Eren déglutit. Il lui restait une question à poser… Même s'il se doutait un peu de la réponse.

-Et quand il y a des Titans et des humains à mes trousses… je fais comment ?

-Les Titans en priorité, déclara solennellement Mike.

-Mais on pourrait en profiter pour m'attaquer par derrière ! »

Mike décroisa les bras et se tourna de trois-quart, à croire qu'il n'osait pas regarder Eren en face pour lui répondre. Intrigué, le jeune homme s'avança de quelques pas.
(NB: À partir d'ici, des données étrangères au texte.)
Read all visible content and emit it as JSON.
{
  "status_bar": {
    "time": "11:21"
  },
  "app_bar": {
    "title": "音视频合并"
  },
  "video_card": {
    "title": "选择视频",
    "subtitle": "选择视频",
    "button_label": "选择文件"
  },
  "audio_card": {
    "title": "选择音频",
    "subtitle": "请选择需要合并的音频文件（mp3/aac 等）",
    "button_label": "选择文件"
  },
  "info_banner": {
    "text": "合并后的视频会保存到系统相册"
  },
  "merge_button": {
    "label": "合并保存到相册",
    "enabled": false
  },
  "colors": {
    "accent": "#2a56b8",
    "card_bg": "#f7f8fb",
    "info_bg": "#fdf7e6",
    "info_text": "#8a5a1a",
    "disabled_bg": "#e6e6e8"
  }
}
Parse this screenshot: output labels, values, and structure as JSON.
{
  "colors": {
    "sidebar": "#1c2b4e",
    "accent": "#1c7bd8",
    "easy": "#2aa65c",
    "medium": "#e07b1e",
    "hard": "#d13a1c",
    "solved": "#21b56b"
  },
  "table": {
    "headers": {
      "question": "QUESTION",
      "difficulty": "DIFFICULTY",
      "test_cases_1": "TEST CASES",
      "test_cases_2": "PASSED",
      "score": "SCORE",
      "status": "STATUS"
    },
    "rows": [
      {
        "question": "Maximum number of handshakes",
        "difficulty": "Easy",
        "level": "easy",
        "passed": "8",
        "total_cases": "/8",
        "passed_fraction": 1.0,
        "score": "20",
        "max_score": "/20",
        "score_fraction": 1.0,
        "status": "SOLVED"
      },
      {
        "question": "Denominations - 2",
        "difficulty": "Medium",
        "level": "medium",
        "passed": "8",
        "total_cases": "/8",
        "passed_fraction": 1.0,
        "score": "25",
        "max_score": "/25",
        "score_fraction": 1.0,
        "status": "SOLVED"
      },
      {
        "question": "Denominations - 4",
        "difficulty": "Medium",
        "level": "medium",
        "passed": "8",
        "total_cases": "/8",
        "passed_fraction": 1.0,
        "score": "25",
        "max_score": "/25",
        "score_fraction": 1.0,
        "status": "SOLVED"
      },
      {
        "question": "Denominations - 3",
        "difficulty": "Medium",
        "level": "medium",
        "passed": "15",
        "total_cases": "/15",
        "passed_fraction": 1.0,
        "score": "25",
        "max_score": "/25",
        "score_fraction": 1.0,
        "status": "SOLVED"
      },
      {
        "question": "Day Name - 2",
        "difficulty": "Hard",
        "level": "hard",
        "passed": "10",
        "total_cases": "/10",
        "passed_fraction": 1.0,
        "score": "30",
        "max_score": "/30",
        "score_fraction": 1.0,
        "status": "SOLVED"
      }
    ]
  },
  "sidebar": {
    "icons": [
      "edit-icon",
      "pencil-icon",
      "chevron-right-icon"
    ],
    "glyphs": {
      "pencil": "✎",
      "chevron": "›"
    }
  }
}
Les paroles de Mike le coupèrent net :

-Crois-moi, personne ne s'approche de toi quand tu es plongé au beau milieu d'une horde de Titans… »

Eren n'eut pas la force de la retenir : sa bouche s'ouvrit et resta béante. Avec un regard en coin, Mike s'en aperçut et laissa échapper une espèce de ricanement nasal qui rappela au jeune homme de vite recoller ses lèvres entre elles.

Sans plus attendre, Mike entama sa marche et, d'un signe de la main, invita Eren à lui emboîter le pas. Le jeune tribut s'exécuta.

-Mikasa nous attend à l'orée de la forêt, l'informa Mike.

-Hein ?! Vous voulez dire que j'ai tenu plus longtemps qu'elle aujourd'hui ? » s'enthousiasma Eren.

Mike l'étudia le temps de cligner des yeux, puis il acquiesça.

Eren brandit le poing en l'air, il dut se retenir de détaler vers l'orée de la forêt afin de s'assurer que Mike disait bel et bien vrai. Pour l'heure, il se contint et décida de lui faire confiance.

-Par contre… pas un mot sur la moindre chute du haut d'un arbre, d'accord ? le pressa le jeune homme.

-Tu en as ma parole. »

Eren devinait une expression complice derrière sa moustache.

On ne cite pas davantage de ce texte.